Ben Klock’s debut album One, released at the beginning of this year, certainly had it moments, but for this reviewer lacked the freshness and vitality of his 2007 collaboration with Marcel Dettmann, Scenario, which at once established and pretty much perfected “the Berghain sound” – a 90s-indebted, big-room take on minimal techno massively informed by dubstep’s sense of space and a European industrial aesthetic.

Three tracks from One go under the knife for this formidable remix 12″. On the A-side ‘Goodly Sin’ – which was one of the album’s highlights, with low-key vocals from Elif Bicer riding a Shed-style stepping rhythm – is picked apart and re-built by Robert Hood. The godfather of minimal slices Bicer’s vocal into syllabic stabs which ping off a severe but insidiously funky rolling 4/4 pulse.

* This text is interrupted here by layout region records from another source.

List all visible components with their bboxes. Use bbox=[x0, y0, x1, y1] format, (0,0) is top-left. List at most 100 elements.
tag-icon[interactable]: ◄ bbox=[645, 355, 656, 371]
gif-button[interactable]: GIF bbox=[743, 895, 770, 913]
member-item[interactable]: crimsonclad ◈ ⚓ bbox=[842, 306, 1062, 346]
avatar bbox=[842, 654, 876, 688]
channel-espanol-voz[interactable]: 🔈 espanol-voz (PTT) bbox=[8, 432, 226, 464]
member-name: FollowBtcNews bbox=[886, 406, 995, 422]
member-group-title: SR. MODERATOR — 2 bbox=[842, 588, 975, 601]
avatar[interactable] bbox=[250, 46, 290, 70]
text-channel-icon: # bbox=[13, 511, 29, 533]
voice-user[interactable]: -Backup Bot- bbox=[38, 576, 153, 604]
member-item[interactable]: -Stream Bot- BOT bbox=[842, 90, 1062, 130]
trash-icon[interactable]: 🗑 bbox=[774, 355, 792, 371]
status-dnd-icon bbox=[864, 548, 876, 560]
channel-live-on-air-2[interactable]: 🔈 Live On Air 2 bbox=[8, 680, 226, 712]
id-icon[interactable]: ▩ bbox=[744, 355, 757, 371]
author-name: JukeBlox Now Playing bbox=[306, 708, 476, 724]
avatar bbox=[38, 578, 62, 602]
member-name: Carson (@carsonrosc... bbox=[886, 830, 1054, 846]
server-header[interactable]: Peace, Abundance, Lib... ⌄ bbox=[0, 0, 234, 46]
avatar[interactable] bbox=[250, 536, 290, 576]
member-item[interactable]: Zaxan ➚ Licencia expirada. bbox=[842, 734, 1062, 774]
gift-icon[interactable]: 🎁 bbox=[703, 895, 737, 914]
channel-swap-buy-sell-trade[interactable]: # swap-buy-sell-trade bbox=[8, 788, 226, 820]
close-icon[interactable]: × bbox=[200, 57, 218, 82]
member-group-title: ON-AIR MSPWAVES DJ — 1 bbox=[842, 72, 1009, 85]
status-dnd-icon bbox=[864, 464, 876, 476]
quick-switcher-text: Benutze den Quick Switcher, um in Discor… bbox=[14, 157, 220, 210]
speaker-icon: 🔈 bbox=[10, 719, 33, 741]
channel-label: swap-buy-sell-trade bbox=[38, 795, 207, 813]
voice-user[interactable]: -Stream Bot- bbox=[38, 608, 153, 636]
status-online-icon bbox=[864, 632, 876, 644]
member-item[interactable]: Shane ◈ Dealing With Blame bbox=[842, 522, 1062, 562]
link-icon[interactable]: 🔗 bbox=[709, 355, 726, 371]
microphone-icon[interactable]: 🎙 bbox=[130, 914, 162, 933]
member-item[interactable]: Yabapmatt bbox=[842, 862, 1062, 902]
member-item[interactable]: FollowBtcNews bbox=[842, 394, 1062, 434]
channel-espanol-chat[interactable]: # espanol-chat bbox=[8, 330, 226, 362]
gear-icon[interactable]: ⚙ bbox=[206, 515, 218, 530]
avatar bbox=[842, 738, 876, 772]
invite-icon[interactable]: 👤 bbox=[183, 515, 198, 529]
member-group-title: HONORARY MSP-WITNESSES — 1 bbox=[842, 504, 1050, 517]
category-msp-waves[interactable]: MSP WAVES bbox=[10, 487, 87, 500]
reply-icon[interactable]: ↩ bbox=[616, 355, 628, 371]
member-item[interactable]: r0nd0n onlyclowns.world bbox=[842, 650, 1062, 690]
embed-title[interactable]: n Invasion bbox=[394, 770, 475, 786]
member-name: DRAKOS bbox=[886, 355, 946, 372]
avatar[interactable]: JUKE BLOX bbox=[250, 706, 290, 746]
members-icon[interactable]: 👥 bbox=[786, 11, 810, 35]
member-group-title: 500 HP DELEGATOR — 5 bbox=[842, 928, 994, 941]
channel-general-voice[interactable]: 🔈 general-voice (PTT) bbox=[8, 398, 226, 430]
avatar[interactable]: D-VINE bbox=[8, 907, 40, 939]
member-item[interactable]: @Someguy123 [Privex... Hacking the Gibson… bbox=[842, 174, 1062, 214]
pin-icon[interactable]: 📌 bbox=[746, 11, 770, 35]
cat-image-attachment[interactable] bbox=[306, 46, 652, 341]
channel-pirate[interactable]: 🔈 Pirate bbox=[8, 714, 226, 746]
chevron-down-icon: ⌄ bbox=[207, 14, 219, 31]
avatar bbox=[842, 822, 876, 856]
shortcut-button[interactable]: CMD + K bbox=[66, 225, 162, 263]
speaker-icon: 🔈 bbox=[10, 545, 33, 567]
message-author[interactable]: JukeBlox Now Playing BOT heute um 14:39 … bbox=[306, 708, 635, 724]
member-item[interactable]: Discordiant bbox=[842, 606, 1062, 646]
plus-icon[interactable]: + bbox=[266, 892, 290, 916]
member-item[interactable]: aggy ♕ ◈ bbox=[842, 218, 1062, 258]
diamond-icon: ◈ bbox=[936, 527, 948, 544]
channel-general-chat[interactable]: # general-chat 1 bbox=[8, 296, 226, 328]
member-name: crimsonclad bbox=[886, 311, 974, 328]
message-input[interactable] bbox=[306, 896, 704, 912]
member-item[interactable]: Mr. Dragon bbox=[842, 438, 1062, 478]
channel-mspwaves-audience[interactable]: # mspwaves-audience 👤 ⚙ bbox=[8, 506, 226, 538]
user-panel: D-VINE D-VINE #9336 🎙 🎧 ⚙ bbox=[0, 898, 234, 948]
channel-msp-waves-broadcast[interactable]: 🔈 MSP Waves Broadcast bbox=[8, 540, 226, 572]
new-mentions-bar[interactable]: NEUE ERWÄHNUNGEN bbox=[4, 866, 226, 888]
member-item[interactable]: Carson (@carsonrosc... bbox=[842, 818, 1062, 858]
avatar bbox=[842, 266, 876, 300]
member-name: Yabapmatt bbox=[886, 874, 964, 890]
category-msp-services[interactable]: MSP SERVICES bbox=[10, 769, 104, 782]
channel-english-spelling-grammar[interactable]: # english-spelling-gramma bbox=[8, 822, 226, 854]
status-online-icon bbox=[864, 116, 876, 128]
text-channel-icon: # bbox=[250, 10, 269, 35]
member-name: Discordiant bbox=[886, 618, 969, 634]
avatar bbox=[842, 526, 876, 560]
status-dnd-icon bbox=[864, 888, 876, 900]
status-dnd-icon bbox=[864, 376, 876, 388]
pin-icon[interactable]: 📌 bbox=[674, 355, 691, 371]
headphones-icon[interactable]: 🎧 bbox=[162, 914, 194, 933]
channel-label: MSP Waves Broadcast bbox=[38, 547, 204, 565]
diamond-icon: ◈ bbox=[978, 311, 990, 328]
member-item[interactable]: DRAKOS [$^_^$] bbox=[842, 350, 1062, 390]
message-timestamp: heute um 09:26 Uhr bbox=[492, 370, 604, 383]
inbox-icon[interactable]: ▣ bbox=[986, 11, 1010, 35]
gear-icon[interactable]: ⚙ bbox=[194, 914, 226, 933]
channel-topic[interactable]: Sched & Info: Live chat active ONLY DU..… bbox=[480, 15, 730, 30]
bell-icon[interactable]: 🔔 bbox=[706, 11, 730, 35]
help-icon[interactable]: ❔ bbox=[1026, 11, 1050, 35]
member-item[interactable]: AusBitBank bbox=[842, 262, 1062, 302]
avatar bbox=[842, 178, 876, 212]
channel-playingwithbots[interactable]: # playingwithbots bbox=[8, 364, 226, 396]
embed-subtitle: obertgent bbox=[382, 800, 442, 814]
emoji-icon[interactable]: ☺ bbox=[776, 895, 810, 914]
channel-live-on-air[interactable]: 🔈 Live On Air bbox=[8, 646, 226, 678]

It’s good, but one wonders whether Hood is really breaking a sweat.

Regis and Function, stalwarts of Sandwell District, probably 2009’s most talked-about techno label, are at least partly deserving of the praise heaped upon them: their devastating production style navigates the warmly sensuous and the coldly metallic with aplomb, making dubbed-out techno that is resolutely not “dub-techno”. This remix of ‘Subzero’, which first appeared on Klock’s Before One EP, is as impressive as one would expect: but, for all its balance and cadence, despite fizzing and popping in all the right ways, like much of the Sandwell District repertoire there’s something innately forgettable about it.

The highlight of the package comes from Kenny Larkin, a legend if ever there was one, but one whose recent output I’ve not been all that keen on. The sometime stand-up comedian re-imagines ‘OK’ in the style of late 90s Planet E, generously melodic and with a very “classic” sounding arrangement, its syncopated groove glitters and gleams with jazzy keys reminiscent of Reggie Dokes’ recent ‘Chicago Pimp’. Dazzling, unpretentious stuff.